Ignorance is Not a Control

A few years ago, one cold winter morning on her way to work, with 10-12 inches of snow on the ground, a young lady who I worked with locked herself out of her car while it sat in the driveway of her home. Not only had she locked her car keys in the car, but she had also locked her house key in the car, and the house was locked too. Her spare keys were, of course, in the house. Finding that she could not enter via the front door, she scrambled around the house, wearing high heels and a dress, in 12 inches of snow looking for an open window. She was finally able to find a window that she could jimmy open enough for her to ungracefully crawl through and thus obtain access to her house and her spare keys.

She marched triumphantly out to her car, opened the driver's side and slid into the seat. It was at that moment that she realized that the passenger side door had been open all the time. High tech car door security had not kept her out; her ignorance had.

A phrase often used by auditors is, ‘ignorance is not a control’. For the manager, supervisor or IT security person, this means several things. First, make sure you have policies around security practices such as passwords and user IDs. Second, even if you have password and user policies, don’t assume they are followed. Finally, even if they were followed once upon a time, don’t presume that they are still being followed in all cases today. You should perform regular audits of users and their passwords to ensure that your company policies are being followed.

You may believe that your systems are safe and secure because you are observing only the way your password is set up and operating. All the while, figuratively speaking, your passenger door may be unlocked and allowing the wrong people to have access to your ‘car’. inContact has a flexible security model that allows its customers to create their own level of password strength. inContact customers can use preset default password strengths that specify how many and what types of characters can be used in passwords, as well as number of attempts and how long passwords live. Customers can also define and create their own custom password strength profiles.

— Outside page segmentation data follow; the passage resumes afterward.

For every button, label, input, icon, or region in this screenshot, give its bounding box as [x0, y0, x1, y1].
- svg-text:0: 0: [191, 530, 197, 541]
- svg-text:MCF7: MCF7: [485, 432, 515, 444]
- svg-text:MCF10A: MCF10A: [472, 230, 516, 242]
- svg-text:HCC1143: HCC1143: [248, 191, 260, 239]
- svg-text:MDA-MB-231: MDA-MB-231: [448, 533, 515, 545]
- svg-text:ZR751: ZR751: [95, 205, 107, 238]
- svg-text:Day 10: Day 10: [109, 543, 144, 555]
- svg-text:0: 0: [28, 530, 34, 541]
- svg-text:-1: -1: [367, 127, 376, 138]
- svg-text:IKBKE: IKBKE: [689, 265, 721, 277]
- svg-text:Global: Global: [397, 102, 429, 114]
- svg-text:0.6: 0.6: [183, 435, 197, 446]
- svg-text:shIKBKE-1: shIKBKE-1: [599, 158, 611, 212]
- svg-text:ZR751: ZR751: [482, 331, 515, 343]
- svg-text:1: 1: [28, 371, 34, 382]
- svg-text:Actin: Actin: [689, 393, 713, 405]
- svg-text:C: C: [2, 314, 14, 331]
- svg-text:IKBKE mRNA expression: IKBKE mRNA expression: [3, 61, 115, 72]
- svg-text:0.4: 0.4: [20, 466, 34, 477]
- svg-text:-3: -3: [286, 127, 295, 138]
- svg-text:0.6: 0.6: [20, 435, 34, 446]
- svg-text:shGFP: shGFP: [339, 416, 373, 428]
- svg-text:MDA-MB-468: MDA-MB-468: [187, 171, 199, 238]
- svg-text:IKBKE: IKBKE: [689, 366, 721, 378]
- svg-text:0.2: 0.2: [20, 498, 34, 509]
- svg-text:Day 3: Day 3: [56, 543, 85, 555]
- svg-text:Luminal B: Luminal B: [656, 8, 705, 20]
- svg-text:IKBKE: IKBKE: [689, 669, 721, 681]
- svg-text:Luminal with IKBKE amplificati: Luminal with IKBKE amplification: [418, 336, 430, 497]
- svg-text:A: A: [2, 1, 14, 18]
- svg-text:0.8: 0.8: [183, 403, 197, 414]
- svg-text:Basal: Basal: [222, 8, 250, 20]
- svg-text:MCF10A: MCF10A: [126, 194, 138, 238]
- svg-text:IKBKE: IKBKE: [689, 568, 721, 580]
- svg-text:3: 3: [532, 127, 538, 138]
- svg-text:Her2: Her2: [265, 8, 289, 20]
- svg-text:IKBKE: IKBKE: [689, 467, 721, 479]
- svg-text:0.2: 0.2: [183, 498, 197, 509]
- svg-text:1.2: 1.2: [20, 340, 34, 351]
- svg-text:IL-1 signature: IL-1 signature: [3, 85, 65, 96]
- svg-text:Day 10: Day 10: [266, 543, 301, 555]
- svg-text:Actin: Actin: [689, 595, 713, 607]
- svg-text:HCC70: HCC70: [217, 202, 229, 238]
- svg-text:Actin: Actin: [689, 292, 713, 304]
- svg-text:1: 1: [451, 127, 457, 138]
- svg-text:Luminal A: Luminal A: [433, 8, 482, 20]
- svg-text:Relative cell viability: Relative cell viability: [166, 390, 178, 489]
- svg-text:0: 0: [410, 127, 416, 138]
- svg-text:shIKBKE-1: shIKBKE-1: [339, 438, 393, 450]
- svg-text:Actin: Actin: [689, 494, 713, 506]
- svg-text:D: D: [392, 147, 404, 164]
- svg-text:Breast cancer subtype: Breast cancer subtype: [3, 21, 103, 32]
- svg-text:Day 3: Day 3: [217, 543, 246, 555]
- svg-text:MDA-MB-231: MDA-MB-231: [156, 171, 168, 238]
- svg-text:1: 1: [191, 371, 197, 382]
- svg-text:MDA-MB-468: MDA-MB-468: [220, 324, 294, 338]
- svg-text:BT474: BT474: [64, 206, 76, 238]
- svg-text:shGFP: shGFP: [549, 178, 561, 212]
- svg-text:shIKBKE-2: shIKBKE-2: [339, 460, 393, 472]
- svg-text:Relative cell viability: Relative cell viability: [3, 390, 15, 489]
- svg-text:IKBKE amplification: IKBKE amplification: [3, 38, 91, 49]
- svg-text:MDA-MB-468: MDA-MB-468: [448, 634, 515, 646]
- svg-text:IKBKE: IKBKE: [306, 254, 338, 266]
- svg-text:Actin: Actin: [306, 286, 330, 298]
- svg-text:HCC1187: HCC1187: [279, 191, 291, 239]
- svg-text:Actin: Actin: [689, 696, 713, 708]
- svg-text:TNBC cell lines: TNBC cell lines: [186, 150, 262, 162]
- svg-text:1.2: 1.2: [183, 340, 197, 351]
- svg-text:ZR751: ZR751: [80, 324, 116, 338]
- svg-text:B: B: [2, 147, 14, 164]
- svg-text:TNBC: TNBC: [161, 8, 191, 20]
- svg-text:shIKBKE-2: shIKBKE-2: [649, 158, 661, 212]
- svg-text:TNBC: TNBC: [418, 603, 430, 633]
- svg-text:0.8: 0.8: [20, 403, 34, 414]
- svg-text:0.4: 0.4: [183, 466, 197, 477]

The complexity of your passwords should be in line with your company policies and reflect the level of access the user requires. Weak profiles should be avoided. Periodic audits should be performed to validate that users have the appropriate level of access, that their password and user name conventions are in line with company policies and that there are no instances of ex-employees who still have access to the system. inContact's security model is designed to ensure that the right people can have access to the right information. Ignorance is not part of that security model, nor is it a control. Good software models require application of best practices to be effective. Be sure to audit your policies, users and passwords to ensure the security of your inContact environment.